2. Die Parteien dieses Verfahrens standen und stehen in einer politischen Auseinandersetzung, was im Revisionsverfahren nicht strittig ist. Vor diesem Hintergrund überschreitet aber der vom Berufungsgericht angenommene Bedeutungsinhalt der Äußerungen des Beklagten, dieser habe dem Kläger den Vorwurf einer strafbaren Handlung, nämlich des Amtsmissbrauchs, gemacht, insbesondere dann die Auslegungsgrenzen, wenn - wie dargestellt - von Politikern ein größeres Maß an Toleranz verlangt wird. Ein massiver Wertungsexzess liegt jedenfalls nicht vor (vgl in diesem Sinn bereits 6 Ob 159/06k zum angeblichen Vorwurf [ebenfalls] des Amtsmissbrauchs und 6 Ob 218/08i zum angeblichen Vorwurf der verdeckten Parteienfinanzierung). Zu berücksichtigen ist außerdem, dass nach den Feststellungen der Vorinstanzen auch der Kläger im Umgang mit seinen politischen Mitbewerbern nicht gerade zimperlich zu sein scheint, warf er selbst doch einem (anderen) politischen Mitbewerber Amtsmissbrauch vor und bezeichnete diesen als „Stinker".

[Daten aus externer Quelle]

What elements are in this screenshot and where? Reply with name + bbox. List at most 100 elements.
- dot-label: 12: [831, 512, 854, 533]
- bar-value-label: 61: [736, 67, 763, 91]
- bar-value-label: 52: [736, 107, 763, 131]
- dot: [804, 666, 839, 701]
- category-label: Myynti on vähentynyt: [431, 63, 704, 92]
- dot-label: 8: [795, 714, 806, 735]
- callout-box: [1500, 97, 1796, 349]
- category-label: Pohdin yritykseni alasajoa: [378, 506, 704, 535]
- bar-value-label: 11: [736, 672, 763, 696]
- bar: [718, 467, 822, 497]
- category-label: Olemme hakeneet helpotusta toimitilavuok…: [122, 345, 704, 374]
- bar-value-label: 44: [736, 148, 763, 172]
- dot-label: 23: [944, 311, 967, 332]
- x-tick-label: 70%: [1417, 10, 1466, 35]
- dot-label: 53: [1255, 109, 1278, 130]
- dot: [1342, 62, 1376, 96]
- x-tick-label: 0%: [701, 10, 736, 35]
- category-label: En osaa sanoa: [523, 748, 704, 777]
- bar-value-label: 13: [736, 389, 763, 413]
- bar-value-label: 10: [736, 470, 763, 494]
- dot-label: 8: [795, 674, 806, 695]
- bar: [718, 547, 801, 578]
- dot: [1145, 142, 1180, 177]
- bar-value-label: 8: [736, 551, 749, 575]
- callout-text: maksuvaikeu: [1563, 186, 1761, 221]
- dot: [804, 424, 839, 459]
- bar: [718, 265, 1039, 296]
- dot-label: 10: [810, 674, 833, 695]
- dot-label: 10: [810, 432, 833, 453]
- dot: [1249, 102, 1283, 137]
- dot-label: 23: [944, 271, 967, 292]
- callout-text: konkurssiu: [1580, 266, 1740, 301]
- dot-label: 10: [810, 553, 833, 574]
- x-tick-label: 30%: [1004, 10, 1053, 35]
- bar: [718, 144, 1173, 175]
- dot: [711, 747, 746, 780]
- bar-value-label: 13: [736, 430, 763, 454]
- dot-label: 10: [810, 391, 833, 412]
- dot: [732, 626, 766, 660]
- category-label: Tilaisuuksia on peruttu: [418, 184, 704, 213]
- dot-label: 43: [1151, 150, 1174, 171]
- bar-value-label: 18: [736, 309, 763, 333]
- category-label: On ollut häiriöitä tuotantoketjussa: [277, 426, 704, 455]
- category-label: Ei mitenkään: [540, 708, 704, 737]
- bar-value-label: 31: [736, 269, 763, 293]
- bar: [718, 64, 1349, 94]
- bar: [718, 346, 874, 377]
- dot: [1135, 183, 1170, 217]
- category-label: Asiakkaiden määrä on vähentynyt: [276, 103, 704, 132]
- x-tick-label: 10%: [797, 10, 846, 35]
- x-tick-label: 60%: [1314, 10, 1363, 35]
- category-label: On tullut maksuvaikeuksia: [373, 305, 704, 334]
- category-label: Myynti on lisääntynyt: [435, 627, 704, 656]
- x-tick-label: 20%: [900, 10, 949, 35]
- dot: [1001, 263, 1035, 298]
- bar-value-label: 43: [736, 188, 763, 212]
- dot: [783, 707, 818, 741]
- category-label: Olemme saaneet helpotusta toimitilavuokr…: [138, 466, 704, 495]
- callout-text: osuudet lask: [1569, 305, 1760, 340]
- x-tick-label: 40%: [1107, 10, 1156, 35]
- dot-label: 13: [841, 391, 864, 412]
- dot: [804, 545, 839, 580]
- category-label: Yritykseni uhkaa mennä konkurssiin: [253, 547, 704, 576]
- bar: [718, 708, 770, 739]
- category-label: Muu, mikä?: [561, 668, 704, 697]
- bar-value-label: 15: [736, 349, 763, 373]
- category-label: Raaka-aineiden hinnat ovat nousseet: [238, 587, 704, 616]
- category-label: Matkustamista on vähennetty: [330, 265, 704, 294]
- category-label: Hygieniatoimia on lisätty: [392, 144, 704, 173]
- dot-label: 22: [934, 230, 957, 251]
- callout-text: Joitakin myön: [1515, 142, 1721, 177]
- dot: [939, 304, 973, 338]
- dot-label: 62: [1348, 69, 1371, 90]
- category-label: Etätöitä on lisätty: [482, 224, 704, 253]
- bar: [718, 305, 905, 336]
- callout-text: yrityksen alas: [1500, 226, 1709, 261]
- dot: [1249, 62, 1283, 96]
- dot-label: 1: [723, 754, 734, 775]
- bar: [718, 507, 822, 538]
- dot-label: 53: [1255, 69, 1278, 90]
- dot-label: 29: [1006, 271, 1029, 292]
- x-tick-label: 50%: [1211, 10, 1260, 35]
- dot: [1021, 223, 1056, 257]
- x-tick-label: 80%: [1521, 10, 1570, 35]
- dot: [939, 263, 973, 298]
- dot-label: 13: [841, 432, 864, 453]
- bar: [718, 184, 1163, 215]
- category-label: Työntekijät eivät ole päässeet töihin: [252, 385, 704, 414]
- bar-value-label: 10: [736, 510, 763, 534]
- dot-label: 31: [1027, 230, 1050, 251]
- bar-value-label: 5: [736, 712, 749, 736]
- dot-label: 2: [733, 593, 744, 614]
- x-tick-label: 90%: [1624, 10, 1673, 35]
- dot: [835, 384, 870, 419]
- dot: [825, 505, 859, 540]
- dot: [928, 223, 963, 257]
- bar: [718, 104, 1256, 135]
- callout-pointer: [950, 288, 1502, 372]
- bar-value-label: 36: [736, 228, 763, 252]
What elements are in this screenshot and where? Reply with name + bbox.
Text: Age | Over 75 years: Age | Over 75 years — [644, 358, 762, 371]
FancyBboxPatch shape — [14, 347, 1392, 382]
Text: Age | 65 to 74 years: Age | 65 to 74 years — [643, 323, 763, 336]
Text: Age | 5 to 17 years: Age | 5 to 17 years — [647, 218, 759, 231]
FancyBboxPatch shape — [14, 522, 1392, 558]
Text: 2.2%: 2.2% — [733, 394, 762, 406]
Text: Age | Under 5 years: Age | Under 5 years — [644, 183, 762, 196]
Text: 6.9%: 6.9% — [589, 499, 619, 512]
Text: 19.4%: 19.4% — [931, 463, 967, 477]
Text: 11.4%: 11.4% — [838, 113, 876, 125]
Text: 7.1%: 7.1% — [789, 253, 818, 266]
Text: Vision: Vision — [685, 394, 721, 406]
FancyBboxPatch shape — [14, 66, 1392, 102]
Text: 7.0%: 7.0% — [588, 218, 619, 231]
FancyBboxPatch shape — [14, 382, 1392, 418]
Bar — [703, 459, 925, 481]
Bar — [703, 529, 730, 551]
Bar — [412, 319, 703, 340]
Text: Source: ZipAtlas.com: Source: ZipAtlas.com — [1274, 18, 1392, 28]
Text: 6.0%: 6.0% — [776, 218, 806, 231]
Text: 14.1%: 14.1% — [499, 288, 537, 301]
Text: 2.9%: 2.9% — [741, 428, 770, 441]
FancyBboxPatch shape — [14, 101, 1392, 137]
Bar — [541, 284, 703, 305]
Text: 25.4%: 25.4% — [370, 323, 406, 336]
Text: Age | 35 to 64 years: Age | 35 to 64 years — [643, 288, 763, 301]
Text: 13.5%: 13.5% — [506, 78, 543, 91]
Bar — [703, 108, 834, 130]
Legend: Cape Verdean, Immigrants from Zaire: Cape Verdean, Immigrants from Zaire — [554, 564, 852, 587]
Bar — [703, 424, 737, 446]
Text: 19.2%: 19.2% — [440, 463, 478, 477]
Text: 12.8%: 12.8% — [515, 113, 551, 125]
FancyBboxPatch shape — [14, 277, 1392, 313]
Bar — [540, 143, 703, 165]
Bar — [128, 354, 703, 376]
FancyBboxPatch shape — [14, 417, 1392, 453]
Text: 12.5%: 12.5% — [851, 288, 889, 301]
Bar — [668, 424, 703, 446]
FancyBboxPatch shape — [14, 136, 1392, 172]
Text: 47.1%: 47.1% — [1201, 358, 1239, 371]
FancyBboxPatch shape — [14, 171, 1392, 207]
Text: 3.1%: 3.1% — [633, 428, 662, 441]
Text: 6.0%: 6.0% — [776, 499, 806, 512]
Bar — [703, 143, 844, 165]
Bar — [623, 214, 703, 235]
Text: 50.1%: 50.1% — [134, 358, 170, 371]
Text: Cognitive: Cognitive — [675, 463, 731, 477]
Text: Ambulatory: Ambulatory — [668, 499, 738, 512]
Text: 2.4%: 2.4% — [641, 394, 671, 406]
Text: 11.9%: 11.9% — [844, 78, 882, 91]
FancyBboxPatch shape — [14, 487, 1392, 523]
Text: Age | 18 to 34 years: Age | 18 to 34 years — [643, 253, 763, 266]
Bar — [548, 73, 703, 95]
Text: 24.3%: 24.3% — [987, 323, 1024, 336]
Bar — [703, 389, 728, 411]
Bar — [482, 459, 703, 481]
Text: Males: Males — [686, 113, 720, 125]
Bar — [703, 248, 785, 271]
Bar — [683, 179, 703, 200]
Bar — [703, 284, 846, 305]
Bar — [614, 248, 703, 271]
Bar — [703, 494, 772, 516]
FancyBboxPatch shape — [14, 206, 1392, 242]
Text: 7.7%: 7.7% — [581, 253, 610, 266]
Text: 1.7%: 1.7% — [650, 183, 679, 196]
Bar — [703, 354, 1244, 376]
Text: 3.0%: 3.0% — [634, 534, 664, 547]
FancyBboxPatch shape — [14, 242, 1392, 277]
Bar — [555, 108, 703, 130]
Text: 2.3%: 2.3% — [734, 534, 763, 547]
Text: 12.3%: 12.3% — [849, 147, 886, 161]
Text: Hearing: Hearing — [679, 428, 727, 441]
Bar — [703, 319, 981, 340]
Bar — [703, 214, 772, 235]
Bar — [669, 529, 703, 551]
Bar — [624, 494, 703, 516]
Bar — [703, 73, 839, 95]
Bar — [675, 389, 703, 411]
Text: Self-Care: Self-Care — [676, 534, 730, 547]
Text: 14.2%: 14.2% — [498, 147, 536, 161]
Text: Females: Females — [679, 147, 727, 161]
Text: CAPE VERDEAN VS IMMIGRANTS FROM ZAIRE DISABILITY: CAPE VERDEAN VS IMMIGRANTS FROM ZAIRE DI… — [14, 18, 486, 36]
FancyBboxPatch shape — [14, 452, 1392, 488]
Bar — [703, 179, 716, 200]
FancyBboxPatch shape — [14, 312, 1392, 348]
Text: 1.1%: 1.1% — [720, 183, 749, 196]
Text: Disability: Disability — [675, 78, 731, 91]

3. Das Erstgericht hat zwar festgestellt, dass zwischen der Erstnebenintervenientin und der A***** zu keinem Zeitpunkt ein Vollmachtsverhältnis bestanden habe. Allerdings betrieben der Zweit- und der Drittnebenintervenient bereits in den 90er-Jahren des vorigen Jahrhunderts eine Kanzleigemeinschaft, in welche im Jahr 2001 der Kläger eintrat und die in weiterer Folge als Gesellschaft nach bürgerlichem Recht geführt wurde. Zuletzt wurde diese Gesellschaft im Jahr 2006 in die Nebenintervenientin eingebracht. Diese „Rechtsanwaltskanzlei" trat sowohl im Verfahren vor der Grundverkehrsbehörde als auch (im Juli 2000) im Grundbuchsverfahren (auch) für die A***** auf.

Es ist daher die Tatsachenbehauptung des Beklagten insofern wahr, als er sagte, jene Rechtsanwaltskanzlei, deren Mitgesellschafter der Kläger ist, habe den Bauwerber vertreten; Bauwerber war die A*****. Den Äußerungen des Beklagten ist hingegen nicht zu entnehmen, dass er behaupte, die Rechtsanwaltskanzlei habe den Bauwerber im Bauverfahren vertreten, wie das Berufungsgericht meint. Der unbefangene Leser des Zeitungsartikels musste die Äußerungen des Beklagten auch nicht zwingend in dieser Richtung verstehen.

4. Damit war aber die klagsabweisende Entscheidung des Erstgerichts wiederherzustellen.

Die Entscheidung über die Kosten des Rechtsmittelverfahrens gründet sich auf §§ 41, 50 ZPO.